Smith stood in the center of the room. "There are two things," he said.
"I've already heard that tonight," Remo said.
"What?"
"Never mind," Remo said. "What is it you want?"
"Have you ever heard of the copa-iba tree?" asked . Smith.
"It is not a Korean tree," Chiun said.
"No," said Remo. "And I don't want to hear about it either."
"Its correct name is Copaifera langsdorfii," Smith went on in a helpful, hopeful tone of voice.
"I am sure it is not a Korean tree," Chiun said. "Korean trees all have beautiful names.
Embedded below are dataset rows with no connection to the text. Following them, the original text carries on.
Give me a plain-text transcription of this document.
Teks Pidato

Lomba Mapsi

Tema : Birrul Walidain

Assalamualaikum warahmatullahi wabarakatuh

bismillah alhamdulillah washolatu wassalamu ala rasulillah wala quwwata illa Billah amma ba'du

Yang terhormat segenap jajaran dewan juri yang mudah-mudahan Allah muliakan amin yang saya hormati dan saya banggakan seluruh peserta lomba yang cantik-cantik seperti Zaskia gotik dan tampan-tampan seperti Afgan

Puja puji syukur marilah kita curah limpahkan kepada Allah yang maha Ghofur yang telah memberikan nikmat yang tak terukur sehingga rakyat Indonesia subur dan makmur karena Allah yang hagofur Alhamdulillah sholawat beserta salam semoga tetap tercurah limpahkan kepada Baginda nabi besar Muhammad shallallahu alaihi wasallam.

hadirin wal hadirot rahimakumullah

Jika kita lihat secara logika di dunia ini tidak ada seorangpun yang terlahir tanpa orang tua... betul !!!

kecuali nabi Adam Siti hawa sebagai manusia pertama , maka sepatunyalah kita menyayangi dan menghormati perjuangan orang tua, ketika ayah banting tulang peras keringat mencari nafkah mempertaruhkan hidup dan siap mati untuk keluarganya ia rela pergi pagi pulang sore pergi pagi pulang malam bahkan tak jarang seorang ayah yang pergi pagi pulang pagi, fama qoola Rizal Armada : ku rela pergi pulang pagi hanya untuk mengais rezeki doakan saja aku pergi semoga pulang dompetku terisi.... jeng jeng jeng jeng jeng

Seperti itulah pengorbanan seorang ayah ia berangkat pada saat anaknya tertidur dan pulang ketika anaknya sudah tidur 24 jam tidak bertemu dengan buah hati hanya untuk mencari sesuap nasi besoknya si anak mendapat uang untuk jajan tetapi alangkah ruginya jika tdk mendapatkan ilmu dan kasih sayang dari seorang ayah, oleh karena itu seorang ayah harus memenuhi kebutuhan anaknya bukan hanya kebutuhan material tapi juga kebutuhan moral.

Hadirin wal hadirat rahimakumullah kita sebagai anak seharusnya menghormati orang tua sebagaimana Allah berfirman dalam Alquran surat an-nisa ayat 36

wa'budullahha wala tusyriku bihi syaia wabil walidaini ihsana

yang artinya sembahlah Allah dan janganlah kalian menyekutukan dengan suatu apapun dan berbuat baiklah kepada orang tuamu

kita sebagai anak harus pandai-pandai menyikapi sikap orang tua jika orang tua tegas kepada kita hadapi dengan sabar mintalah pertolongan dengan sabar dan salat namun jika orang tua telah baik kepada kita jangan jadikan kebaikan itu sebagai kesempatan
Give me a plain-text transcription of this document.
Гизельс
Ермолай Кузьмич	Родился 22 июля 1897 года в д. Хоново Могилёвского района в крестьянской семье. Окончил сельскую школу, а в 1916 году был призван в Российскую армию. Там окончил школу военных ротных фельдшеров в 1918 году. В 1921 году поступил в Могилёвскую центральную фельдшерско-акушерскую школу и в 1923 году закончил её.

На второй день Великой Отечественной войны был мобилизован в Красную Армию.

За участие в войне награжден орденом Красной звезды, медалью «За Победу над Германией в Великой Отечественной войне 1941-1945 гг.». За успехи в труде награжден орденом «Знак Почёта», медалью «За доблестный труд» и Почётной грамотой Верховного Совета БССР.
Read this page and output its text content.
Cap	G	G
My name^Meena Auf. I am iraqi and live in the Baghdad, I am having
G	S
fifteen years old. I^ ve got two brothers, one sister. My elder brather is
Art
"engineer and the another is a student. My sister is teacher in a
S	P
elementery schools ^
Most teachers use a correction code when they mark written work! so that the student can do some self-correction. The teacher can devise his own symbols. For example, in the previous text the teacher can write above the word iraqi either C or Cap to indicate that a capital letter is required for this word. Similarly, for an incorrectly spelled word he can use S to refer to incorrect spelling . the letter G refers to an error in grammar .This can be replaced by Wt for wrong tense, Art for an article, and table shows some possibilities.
For instance, there is the Towering Nest of Swans, The Tree That Whistles When the Wind Walks. . . ."
"I don't care what you call it or what its correct name is," Remo told Smith. "I still don't want to hear about it. I need a vacation."
"The tree grows in the rain forests of Brazil," Smith went on. ,
"That's nice," Remo said.
"I am not surprised it has such a barbaric name," Chiun said. "Sinanju has never made a penny from Brazil."
"It grows quite tall," Smith said. "A hundred feet or more. And it is three feet thick through the center."